# Ride Trident 20/21 anyone?



## mounteddy (May 8, 2021)

I have em, got them late in the season. I like them, they fit my feet well. Never had an earlier pair to compare to and can't attest to durability...


----------



## YouGoNCY (Aug 6, 2021)

I am currently trying them out against Burton Ions and K2 Thraxis. 
I will give a rather detailed feedback between tonight and tomorrow on a separate thread.
Sure it's not a "on snow" test, but it might still be helpful to you, and others.  

In very short: they seem like excellent quality. With a nice, non finicky system for the liner. Flex is "mid stiff" I'd say. Absolutely a quality product. 
Will go more in depth in the dedicated topic. Give me a few hours !


----------



## YouGoNCY (Aug 6, 2021)

robotfood99 said:


> I can't seem to find any in-depth review of this year's Ride Trident boots, which has the new, thinner slime tongue. I'm curious to know if there are any durability issues or just issues in general. Anyone?
> 
> View attachment 157642


As promised, here is a quick review. It's not gonna answer everything, but it might help you. 









[Off season review and comments] 2020 Burton Ion VS 2020...


Hey guys, Since I could not find much information pitting these boots against each other, I decided to do a topic myself. First of all, let's set the scene: Been riding for a long time between 2 and 3 weeks per year. Took a break from 22 to 26-ish because I lived pretty far from the snow at that...




www.snowboardingforum.com


----------



## adgu (Oct 2, 2019)

I have Trident 2021. my size is 8,5 which is exactly fits my daily size of 41,5. I tried 9 but it was a little bit weird and just I feel it was large. 8,5 is just wrapping my feet. When I wear the boots, everything is ok. But after 1 hour of riding, I have really much pain in my both feet. The boots are really tough. I feel wonderful when I start riding...

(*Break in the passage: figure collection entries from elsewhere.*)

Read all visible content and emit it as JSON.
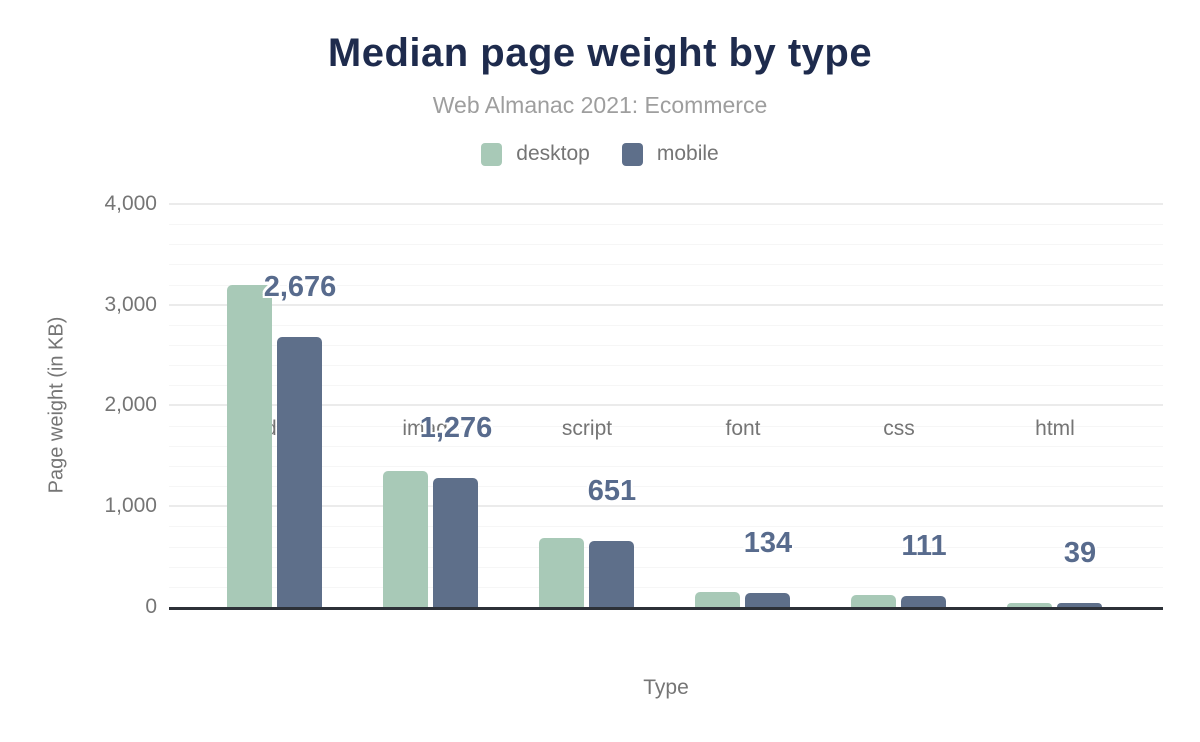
{
  "header": {
    "title": "Median page weight by type",
    "subtitle": "Web Almanac 2021: Ecommerce"
  },
  "legend": {
    "items": [
      {
        "label": "desktop",
        "color": "#a8c9b7"
      },
      {
        "label": "mobile",
        "color": "#5e6f8a"
      }
    ]
  },
  "colors": {
    "background": "#ffffff",
    "title": "#1e2b4d",
    "subtitle": "#9e9e9e",
    "axis_text": "#757575",
    "data_label": "#586b8d",
    "axis_line": "#2d3138",
    "grid_major": "#ebebeb",
    "grid_minor": "#f6f6f6"
  },
  "chart_data": {
    "type": "bar",
    "title": "Median page weight by type",
    "subtitle": "Web Almanac 2021: Ecommerce",
    "categories": [
      "video",
      "image",
      "script",
      "font",
      "css",
      "html"
    ],
    "series": [
      {
        "name": "desktop",
        "color": "#a8c9b7",
        "values": [
          3200,
          1350,
          680,
          145,
          115,
          42
        ]
      },
      {
        "name": "mobile",
        "color": "#5e6f8a",
        "values": [
          2676,
          1276,
          651,
          134,
          111,
          39
        ]
      }
    ],
    "data_labels": {
      "on_series": "mobile",
      "values": [
        "2,676",
        "1,276",
        "651",
        "134",
        "111",
        "39"
      ]
    },
    "xlabel": "Type",
    "ylabel": "Page weight (in KB)",
    "ylim": [
      0,
      4000
    ],
    "y_major_ticks": [
      0,
      1000,
      2000,
      3000,
      4000
    ],
    "y_tick_labels": [
      "0",
      "1,000",
      "2,000",
      "3,000",
      "4,000"
    ],
    "y_minor_step": 200,
    "grid": "horizontal",
    "legend_position": "top"
  }
}
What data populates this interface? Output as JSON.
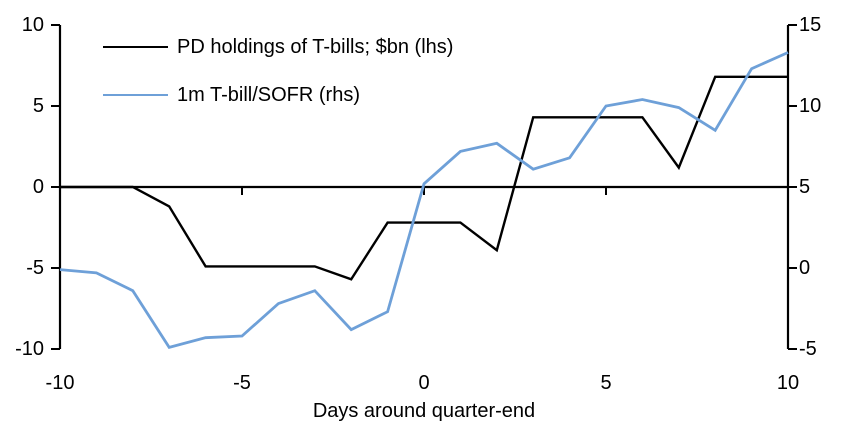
{
  "chart_data": {
    "type": "line",
    "title": "",
    "xlabel": "Days around quarter-end",
    "x": [
      -10,
      -9,
      -8,
      -7,
      -6,
      -5,
      -4,
      -3,
      -2,
      -1,
      0,
      1,
      2,
      3,
      4,
      5,
      6,
      7,
      8,
      9,
      10
    ],
    "series": [
      {
        "name": "PD holdings of T-bills; $bn (lhs)",
        "axis": "left",
        "color": "#000000",
        "values": [
          0,
          0,
          0,
          -1.2,
          -4.9,
          -4.9,
          -4.9,
          -4.9,
          -5.7,
          -2.2,
          -2.2,
          -2.2,
          -3.9,
          4.3,
          4.3,
          4.3,
          4.3,
          1.2,
          6.8,
          6.8,
          6.8
        ]
      },
      {
        "name": "1m T-bill/SOFR (rhs)",
        "axis": "right",
        "color": "#6EA0D8",
        "values": [
          -0.1,
          -0.3,
          -1.4,
          -4.9,
          -4.3,
          -4.2,
          -2.2,
          -1.4,
          -3.8,
          -2.7,
          5.2,
          7.2,
          7.7,
          6.1,
          6.8,
          10.0,
          10.4,
          9.9,
          8.5,
          12.3,
          13.3
        ]
      }
    ],
    "axes": {
      "x": {
        "range": [
          -10,
          10
        ],
        "ticks": [
          -10,
          -5,
          0,
          5,
          10
        ]
      },
      "left": {
        "range": [
          -10,
          10
        ],
        "ticks": [
          10,
          5,
          0,
          -5,
          -10
        ]
      },
      "right": {
        "range": [
          -5,
          15
        ],
        "ticks": [
          15,
          10,
          5,
          0,
          -5
        ]
      }
    },
    "grid": false,
    "zero_line": true,
    "legend_position": "top-left",
    "axis_color": "#000000"
  }
}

I m hoping that pain will disappear after a while when the inside liner takes my foot shape. I don't know. what do you say? I have no chance to get a bigger one.


----------



## WigMar (Mar 17, 2019)

adgu said:


> I have Trident 2021. my size is 8,5 which is exactly fits my daily size of 41,5. I tried 9 but it was a little bit weird and just I feel it was large. 8,5 is just wrapping my feet. When I wear the boots, everything is ok. But after 1 hour of riding, I have really much pain in my both feet. The boots are really tough. I feel wonderful when I start riding...
> 
> I m hoping that pain will disappear after a while when the inside liner takes my foot shape. I don't know. what do you say? I have no chance to get a bigger one.





adgu said:


> I have Trident 2021. my size is 8,5 which is exactly fits my daily size of 41,5. I tried 9 but it was a little bit weird and just I feel it was large. 8,5 is just wrapping my feet. When I wear the boots, everything is ok. But after 1 hour of riding, I have really much pain in my both feet. The boots are really tough. I feel wonderful when I start riding...
> 
> I m hoping that pain will disappear after a while when the inside liner takes my foot shape. I don't know. what do you say? I have no chance to get a bigger one.

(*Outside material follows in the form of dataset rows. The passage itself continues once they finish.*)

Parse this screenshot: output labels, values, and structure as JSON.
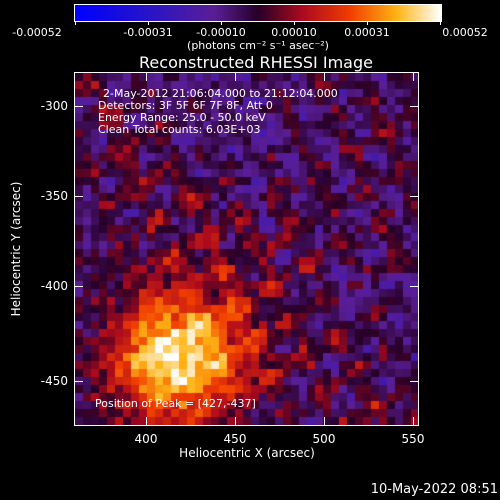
{
  "colorbar": {
    "labels": [
      "-0.00052",
      "-0.00031",
      "-0.00010",
      "0.00010",
      "0.00031",
      "0.00052"
    ],
    "units": "(photons cm⁻² s⁻¹ asec⁻²)"
  },
  "title": "Reconstructed RHESSI Image",
  "annotation": {
    "time_range": "2-May-2012 21:06:04.000 to 21:12:04.000",
    "detectors": "Detectors: 3F 5F 6F 7F 8F, Att 0",
    "energy_range": "Energy Range: 25.0 - 50.0 keV",
    "clean_counts": "Clean    Total counts: 6.03E+03",
    "peak": "Position of Peak = [427,-437]"
  },
  "x_axis": {
    "title": "Heliocentric X (arcsec)",
    "ticks": [
      "400",
      "450",
      "500",
      "550"
    ]
  },
  "y_axis": {
    "title": "Heliocentric Y (arcsec)",
    "ticks": [
      "-300",
      "-350",
      "-400",
      "-450"
    ]
  },
  "timestamp": "10-May-2022 08:51"
}
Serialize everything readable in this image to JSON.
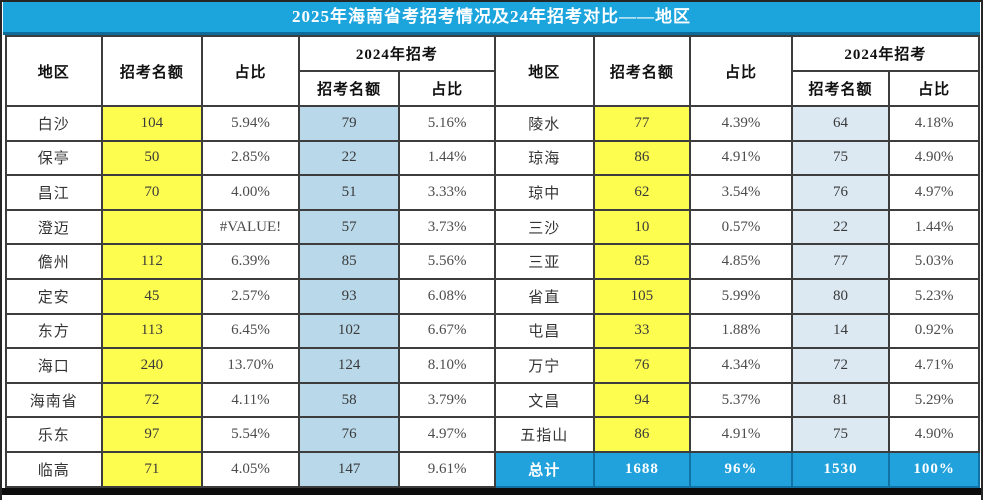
{
  "title": "2025年海南省考招考情况及24年招考对比——地区",
  "colors": {
    "title_bg": "#1ca4dd",
    "total_row_bg": "#22a2dc",
    "quota_column_bg": "#fdfd4f",
    "left_2024_column_bg": "#b9d8ea",
    "right_2024_column_bg": "#dce9f3",
    "grid_line": "#3d3d3d",
    "title_text": "#ffffff"
  },
  "table": {
    "headers": {
      "region": "地区",
      "quota": "招考名额",
      "share": "占比",
      "group_2024": "2024年招考"
    },
    "left_rows": [
      {
        "region": "白沙",
        "quota": "104",
        "share": "5.94%",
        "quota24": "79",
        "share24": "5.16%"
      },
      {
        "region": "保亭",
        "quota": "50",
        "share": "2.85%",
        "quota24": "22",
        "share24": "1.44%"
      },
      {
        "region": "昌江",
        "quota": "70",
        "share": "4.00%",
        "quota24": "51",
        "share24": "3.33%"
      },
      {
        "region": "澄迈",
        "quota": "",
        "share": "#VALUE!",
        "quota24": "57",
        "share24": "3.73%"
      },
      {
        "region": "儋州",
        "quota": "112",
        "share": "6.39%",
        "quota24": "85",
        "share24": "5.56%"
      },
      {
        "region": "定安",
        "quota": "45",
        "share": "2.57%",
        "quota24": "93",
        "share24": "6.08%"
      },
      {
        "region": "东方",
        "quota": "113",
        "share": "6.45%",
        "quota24": "102",
        "share24": "6.67%"
      },
      {
        "region": "海口",
        "quota": "240",
        "share": "13.70%",
        "quota24": "124",
        "share24": "8.10%"
      },
      {
        "region": "海南省",
        "quota": "72",
        "share": "4.11%",
        "quota24": "58",
        "share24": "3.79%"
      },
      {
        "region": "乐东",
        "quota": "97",
        "share": "5.54%",
        "quota24": "76",
        "share24": "4.97%"
      },
      {
        "region": "临高",
        "quota": "71",
        "share": "4.05%",
        "quota24": "147",
        "share24": "9.61%"
      }
    ],
    "right_rows": [
      {
        "region": "陵水",
        "quota": "77",
        "share": "4.39%",
        "quota24": "64",
        "share24": "4.18%"
      },
      {
        "region": "琼海",
        "quota": "86",
        "share": "4.91%",
        "quota24": "75",
        "share24": "4.90%"
      },
      {
        "region": "琼中",
        "quota": "62",
        "share": "3.54%",
        "quota24": "76",
        "share24": "4.97%"
      },
      {
        "region": "三沙",
        "quota": "10",
        "share": "0.57%",
        "quota24": "22",
        "share24": "1.44%"
      },
      {
        "region": "三亚",
        "quota": "85",
        "share": "4.85%",
        "quota24": "77",
        "share24": "5.03%"
      },
      {
        "region": "省直",
        "quota": "105",
        "share": "5.99%",
        "quota24": "80",
        "share24": "5.23%"
      },
      {
        "region": "屯昌",
        "quota": "33",
        "share": "1.88%",
        "quota24": "14",
        "share24": "0.92%"
      },
      {
        "region": "万宁",
        "quota": "76",
        "share": "4.34%",
        "quota24": "72",
        "share24": "4.71%"
      },
      {
        "region": "文昌",
        "quota": "94",
        "share": "5.37%",
        "quota24": "81",
        "share24": "5.29%"
      },
      {
        "region": "五指山",
        "quota": "86",
        "share": "4.91%",
        "quota24": "75",
        "share24": "4.90%"
      }
    ],
    "total_row": {
      "region": "总计",
      "quota": "1688",
      "share": "96%",
      "quota24": "1530",
      "share24": "100%"
    }
  }
}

Have you had the boots heat molded yet? That makes a big difference.


----------



## adgu (Oct 2, 2019)

WigMar said:


> Have you had the boots heat molded yet? That makes a big difference.


no heat molded yet. Can I do it right now because I have rided two times until now. If it works, I will have them heat molded... thanks for suggestion


----------



## WigMar (Mar 17, 2019)

Yes, you can heat mold boots you have worn. It can make a big difference.


----------



## adgu (Oct 2, 2019)

WigMar said:


> Yes, you can heat mold boots you have worn. It can make a big difference.


Thank you WigMar, I m gonna do it as soon as possible.. I like this forum and I like u all guys


----------



## adgu (Oct 2, 2019)

WigMar said:


> Yes, you can heat mold boots you have worn. It can make a big difference.


By the way, I am not sure if Trident is suitable for heat molding?


----------



## WigMar (Mar 17, 2019)

adgu said:


> By the way, I am not sure if Trident is suitable for heat molding?


Yes, Intuition liners are designed to be heat molded. They are a pretty formless sock until you get in there with some heat.


----------



## adgu (Oct 2, 2019)

WigMar said:


> Yes, Intuition liners are designed to be heat molded. They are a pretty formless sock until you get in there with some heat.


Thanks WigMar.. I called somebody and he told me to do it with some rise, socks and microwave grill... I will try this weekend.


----------